Separately, have you tried running ray start --head on the first machine and then running ray start --address=192.168.254.123:6379 on the second machine (replacing the IP address with the IP address of the first machine if the one above is not correct)? Can you try that?

Thanks, I have tried both actions. For the code snippet, it appeared to work without being caught by the exception. For connecting on the second machine, it will not connect when starting the head on machine 1 and using that command to connect to 192.168.x.x (to the correct address and port for machine 1 on the network).

I am running Windows 10 OS.

So you are creating a cluster of two Windows 10 machines, is that right?

correct and ray always initializes the head node using a local 127.0.0.1 address. And the second machine cannot connect even when using the head node machines’ network 192.168x.x. address. They are on the same network and network sharing is also enabled and functional in windows explorer between the two.

In most all examples of Ray online, ray start --head will say it has initialized the node on a network 192.168.x.x address, so I’m not sure why it’s defaulting to local.

I will also note that the two have the same python environments and I installed them via pip (pip install ray and then pip install ray[default]). Despite doing the pip install ray[default] option when I tried to spin up ray via command line on both machines it told me redis needed to be pip installed (even though other dependencies had been automatically installed when ray was pip installed). So I manually installed redis via pip install redis.

Hi @Chrome,

For Windows (and Mac OSX), we are actually using 127.0.0.1 by default to avoid security pops (Listen to 127.0.0.1 by default on mac osx by jjyao · Pull Request #18904 · ray-project/ray · GitHub). To work around that, you can use ray start --head --node-ip-address=192.168.x.x to override the default ip.
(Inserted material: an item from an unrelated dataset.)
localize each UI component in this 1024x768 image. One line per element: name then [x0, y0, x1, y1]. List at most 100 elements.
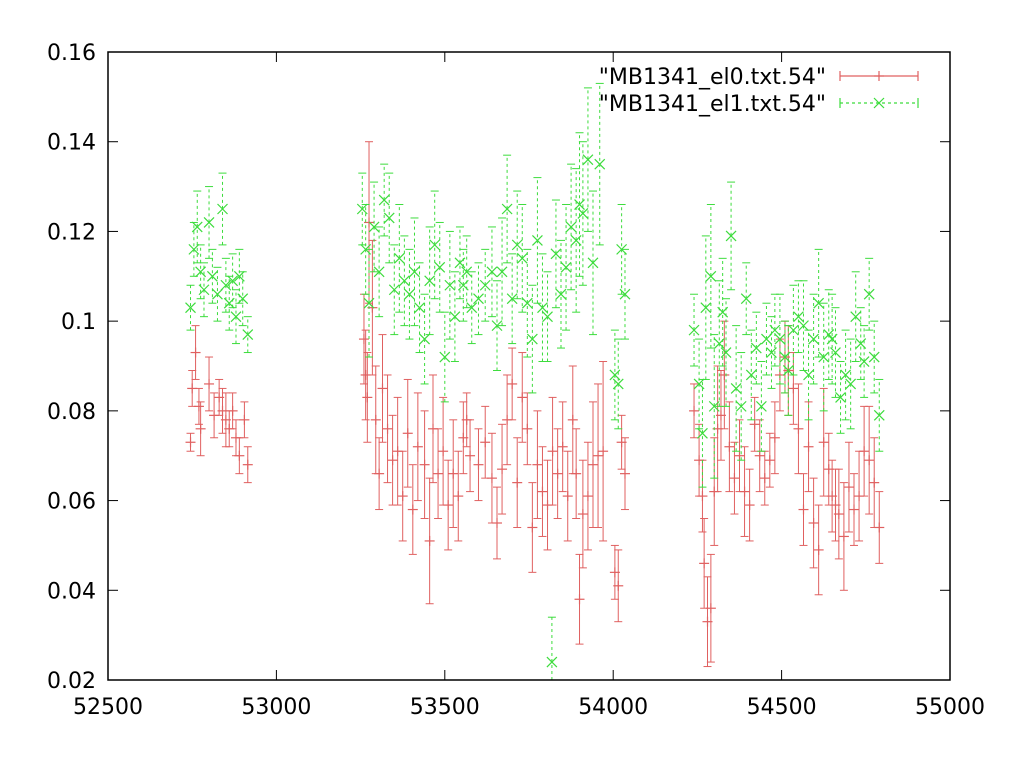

Thank you, this worked. In this case there is not a major security concern correct? Because this address is only accessible via the network? It would only be an issue if the address was external?

So actually I can create the cluster now and verify the connect which shows the machines as active on the dashboard, however, when I try to use Ray in Python via Pool() via from ray.util.multiprocessing import Pool, I am getting an error.

from ray.util.multiprocessing import Pool
_address = “auto”
_address = “192.168.x.x:8888” #This doesn’t work either (‘x’ replaced with actual IP)
Pool(ray_address=_address)

Stdout shows the following error message:
[2022-04-27 04:20:25,784 E 62524 97184] core_worker_process.cc:223: Failed to get the system config from raylet because it is dead. Worker will terminate. Status: GrpcUnavailable: RPC Error message: failed to connect to all addresses; RPC Error details: .Please see raylet.out for more details.

I believe I got it working but had to use the --node-ip-address on the second machine along with the --address argument to connect it to the head node because the second node was connecting but used a local IP as well making it unfindable when running the pool.

I did notice that when I use the Pool() in python connected to Ray, it does initialize with a warning message that one of the nodes is using local 127.0.0.1 (despite manually assigning both nodes to the 192.168.x.x addresses now). The pool appears to work but the warning does appear.

Could you share the warning message you saw?

Glad it’s working now. We will improve the UX on that (at least make it clear that windows and mac are using localhost by default).